Их смерти — очередной вариант ожерелья, вот только охотников носить его найдется немного. Их смерти описаны в подробностях еще более выпуклых, здесь важна каждая мелочь, здесь каждая секунда агонии фиксируется и получает порядковый номер.
Из всех жертв Габриелю больше всего жаль Роми Шнайдер, но и брюнетку, и синхронную переводчицу с румынского тоже жалко. А самой чудовищной была смерть слепой девушки, которая до самого конца не понимала, что происходит. Наивный, доверчивый птенец, она думала, что человек рядом с ней — самый добрый на свете, пусть немного странный, но добрый. И то, что он хочет показать ее невидящим глазам, — не что иное, как любовь. Конечно, она слышала о любви, но даже в самых смелых мечтах не могла представить, что это чудо когда-нибудь случится и с ней.
Габриель сам едва не попался на удочку, вчитываясь в строки, посвященные смертельной игре со слепой девушкой.
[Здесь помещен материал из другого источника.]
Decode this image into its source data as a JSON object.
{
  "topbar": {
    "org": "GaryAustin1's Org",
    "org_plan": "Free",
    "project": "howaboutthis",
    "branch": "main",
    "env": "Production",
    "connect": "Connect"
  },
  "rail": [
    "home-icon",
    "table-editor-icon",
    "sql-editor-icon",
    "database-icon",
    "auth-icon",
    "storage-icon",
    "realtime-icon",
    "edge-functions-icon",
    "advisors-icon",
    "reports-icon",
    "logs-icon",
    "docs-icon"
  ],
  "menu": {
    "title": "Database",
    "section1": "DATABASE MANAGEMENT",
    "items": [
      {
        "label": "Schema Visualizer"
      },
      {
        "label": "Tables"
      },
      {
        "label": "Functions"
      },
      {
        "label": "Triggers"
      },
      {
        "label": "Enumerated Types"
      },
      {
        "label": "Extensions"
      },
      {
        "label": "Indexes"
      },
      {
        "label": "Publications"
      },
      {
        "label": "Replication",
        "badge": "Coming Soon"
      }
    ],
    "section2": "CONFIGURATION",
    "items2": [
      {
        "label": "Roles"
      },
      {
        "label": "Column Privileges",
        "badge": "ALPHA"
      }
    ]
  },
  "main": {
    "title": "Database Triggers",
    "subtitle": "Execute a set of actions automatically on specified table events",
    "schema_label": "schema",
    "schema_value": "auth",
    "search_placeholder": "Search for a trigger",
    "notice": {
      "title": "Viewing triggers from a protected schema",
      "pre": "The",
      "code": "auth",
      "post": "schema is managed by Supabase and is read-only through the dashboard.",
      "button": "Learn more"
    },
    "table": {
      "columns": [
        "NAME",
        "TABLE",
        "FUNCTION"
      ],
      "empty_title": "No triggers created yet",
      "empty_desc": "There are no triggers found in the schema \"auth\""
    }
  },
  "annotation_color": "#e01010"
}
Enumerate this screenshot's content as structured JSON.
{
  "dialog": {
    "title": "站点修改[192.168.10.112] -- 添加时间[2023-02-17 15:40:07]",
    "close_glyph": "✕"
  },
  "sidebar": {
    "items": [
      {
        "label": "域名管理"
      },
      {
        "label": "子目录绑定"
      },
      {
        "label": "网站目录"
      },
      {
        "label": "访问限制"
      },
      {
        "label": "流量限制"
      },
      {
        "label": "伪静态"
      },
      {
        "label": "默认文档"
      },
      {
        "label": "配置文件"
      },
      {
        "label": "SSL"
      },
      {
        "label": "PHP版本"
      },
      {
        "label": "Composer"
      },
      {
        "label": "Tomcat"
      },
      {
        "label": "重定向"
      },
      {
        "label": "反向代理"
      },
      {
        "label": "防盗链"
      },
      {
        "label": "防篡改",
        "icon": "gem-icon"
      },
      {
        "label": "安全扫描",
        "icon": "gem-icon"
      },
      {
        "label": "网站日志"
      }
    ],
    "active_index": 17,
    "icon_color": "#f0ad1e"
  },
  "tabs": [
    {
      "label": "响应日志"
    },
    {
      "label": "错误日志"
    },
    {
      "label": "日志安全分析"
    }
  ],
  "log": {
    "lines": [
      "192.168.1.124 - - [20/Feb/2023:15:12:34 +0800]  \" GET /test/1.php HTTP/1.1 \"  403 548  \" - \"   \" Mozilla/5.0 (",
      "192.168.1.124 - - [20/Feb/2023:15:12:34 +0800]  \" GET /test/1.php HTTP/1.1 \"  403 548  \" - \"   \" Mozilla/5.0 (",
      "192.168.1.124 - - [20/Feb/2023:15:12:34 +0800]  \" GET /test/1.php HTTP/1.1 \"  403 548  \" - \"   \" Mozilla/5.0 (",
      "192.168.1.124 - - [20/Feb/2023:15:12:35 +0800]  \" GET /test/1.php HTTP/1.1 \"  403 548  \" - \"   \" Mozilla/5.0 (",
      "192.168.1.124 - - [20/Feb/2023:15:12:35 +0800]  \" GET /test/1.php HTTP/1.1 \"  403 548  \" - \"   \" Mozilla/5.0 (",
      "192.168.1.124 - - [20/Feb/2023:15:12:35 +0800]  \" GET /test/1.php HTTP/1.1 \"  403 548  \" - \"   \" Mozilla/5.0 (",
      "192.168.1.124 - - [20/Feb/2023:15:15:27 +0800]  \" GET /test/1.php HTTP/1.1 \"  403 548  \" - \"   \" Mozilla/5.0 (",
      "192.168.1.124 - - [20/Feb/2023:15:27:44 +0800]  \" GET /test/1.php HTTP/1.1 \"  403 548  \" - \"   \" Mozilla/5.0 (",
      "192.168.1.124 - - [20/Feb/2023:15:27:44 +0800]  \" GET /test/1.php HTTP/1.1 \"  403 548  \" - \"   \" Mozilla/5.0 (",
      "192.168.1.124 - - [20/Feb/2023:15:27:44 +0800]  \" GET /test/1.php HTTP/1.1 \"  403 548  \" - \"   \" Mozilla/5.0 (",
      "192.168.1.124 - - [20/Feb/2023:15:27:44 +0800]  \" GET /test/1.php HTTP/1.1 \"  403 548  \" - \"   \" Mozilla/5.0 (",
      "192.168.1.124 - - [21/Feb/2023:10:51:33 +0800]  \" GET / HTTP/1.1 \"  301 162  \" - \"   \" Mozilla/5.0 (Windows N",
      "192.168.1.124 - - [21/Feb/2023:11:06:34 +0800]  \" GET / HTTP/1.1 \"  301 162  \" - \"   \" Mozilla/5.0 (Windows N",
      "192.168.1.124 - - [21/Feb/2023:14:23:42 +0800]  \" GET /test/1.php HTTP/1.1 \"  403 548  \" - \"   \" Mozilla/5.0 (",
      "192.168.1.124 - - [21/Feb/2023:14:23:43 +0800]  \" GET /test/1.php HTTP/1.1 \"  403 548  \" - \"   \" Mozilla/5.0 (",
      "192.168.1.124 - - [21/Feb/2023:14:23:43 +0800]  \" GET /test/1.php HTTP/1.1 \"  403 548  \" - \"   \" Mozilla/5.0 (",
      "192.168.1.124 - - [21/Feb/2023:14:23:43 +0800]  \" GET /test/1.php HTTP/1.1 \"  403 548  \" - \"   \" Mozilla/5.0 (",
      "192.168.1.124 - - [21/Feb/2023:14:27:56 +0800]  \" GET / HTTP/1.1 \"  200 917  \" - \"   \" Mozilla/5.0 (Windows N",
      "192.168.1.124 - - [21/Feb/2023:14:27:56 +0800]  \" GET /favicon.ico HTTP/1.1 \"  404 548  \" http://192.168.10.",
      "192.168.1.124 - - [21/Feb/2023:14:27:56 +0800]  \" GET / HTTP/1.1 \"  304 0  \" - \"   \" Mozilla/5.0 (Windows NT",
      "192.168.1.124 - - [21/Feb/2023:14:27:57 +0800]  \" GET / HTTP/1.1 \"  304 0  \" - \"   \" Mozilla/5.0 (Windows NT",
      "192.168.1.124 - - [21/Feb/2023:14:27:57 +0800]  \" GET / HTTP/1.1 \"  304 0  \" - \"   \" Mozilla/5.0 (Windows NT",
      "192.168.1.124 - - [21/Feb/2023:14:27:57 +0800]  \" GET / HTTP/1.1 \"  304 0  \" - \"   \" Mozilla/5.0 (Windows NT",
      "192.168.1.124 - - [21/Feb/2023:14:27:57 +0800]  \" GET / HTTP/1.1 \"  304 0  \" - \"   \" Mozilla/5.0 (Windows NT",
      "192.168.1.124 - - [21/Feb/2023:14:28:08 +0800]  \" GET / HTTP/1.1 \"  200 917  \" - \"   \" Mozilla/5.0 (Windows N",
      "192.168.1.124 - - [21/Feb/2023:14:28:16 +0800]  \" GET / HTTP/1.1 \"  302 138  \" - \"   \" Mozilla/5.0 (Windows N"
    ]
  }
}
Птицелов выглядел по-настоящему влюбленным, и слова, написанные им, были словами влюбленного человека. Они даже на какое-то время утратили свою занозистость, стали легкими и многообещающими. И Габриель купился, как последний дурак, и пропустил момент, когда любовно приготовленное ложе превратилось в плаху. Раздавленный, он вернулся к истоку — и снова поверил словам-перевертышам, и снова пропустил момент.
Вот так. Смерть слепой девушки он пережил два раза.
И оба раза не смог предупредить ее, да и что предупреждать, если дело сделано?
А Птицелов в очередной раз ушел от возмездия.
Или все же не ушел?
И все произошло, как когда-то мечтал Габриель: его нашли мертвым в купе для некурящих. В поезде, который шел в Мадрид. Правда, после того что он сотворил, эта смерть показалась бы чересчур легкой. Любая смерть показалась бы легкой — кроме тех семи, что он приготовил своим жертвам. Вот если бы его самого заставить испытать тот леденящий ужас, то жестокое и безнадежное отчаяние, которое испытывали они!..
Ничего бы это не изменило, а убийца нашел бы сотню новых, еще не использованных слов, чтобы достойно описать теперь уже собственную кончину. Смерть — никакое не средство передвижения. Смерть — еще один повод для обновления языка.
Время Птицелова — ночь.
Сезон Птицелова — поздняя теплая зима.
Ночью Габриель спит и тем самым спасается от мыслей о Птицелове. Но поздней теплой зимой происходит обострение: Габриель нет-нет, да и заглянет в его дневник.
Зато весной, летом и осенью он почти не вспоминает о дневнике, живет вполне обычной жизнью и целыми днями пропадает в своем (спасибо Фэл!) магазинчике. Возиться с книгами намного приятнее, чем проводить часы среди мясных туш, тем более что Молина для него не авторитет. Малейшая попытка постаревшего и обрюзгшего мясника приобщить Габриеля к своему ремеслу заканчивается безрезультатно.
— Я не люблю мяса, — кротко поясняет Габриель.
— А есть?
— Есть тоже не люблю.
Габриель не врет. Он действительно не ест мяса, любой кусок — как бы хорошо прожарен он ни был, — кажется ему сырым. В любом куске проступает кровь, ее разводы повторяют те, что были на фартуке Птицелова. Удивительное дело, Габриель почти не помнит его лица, а разводы на фартуке — помнит.
— …Знаешь, кто не ест мяса?
— Вегетарианцы.
Молина морщится, он не верит в существование вегетарианцев. Для него вегетарианцы — это те «хитрожопые типы», которые днем митингуют в защиту животных, называя их «меньшими братьями», а по ночам, когда все спят, шастают на кухню за ветчиной и кусками окорока. И запихивают их в себя, обмирая от страха: вдруг кто заметит?.. Другое дело — тряпки и педики, эти уж точно не едят мяса, потому что не являются мужчинами. Молина еще не решил, к кому отнести выросшего Габриеля — к тряпкам или к педикам.
Но склоняется к первому.
Только тряпка живет как бог на душу положит, не стараясь хоть как-то упорядочить свою жизнь, не задумываясь о ремесле, которое обеспечило бы верный кусок хлеба и вызвало уважение у окружающих. Тут взгляды Молины полностью совпадают со взглядами матери: она тоже всегда стенала насчет «убыточной книжной лавки». Чтение же книг, по мнению Молины, было бы объяснимо, если бы потенциальная тряпка Габриель продолжил учиться, поступил бы в какой-нибудь университет, на юридическое или экономическое отделение. Давно известно, что юристы (они же — адвокаты) гребут деньги лопатой, и сам Молина мог бы стать адвокатом, если бы жизненные обстоятельства сложились по-другому. Но Молина стал мясником и не жалеет об этом.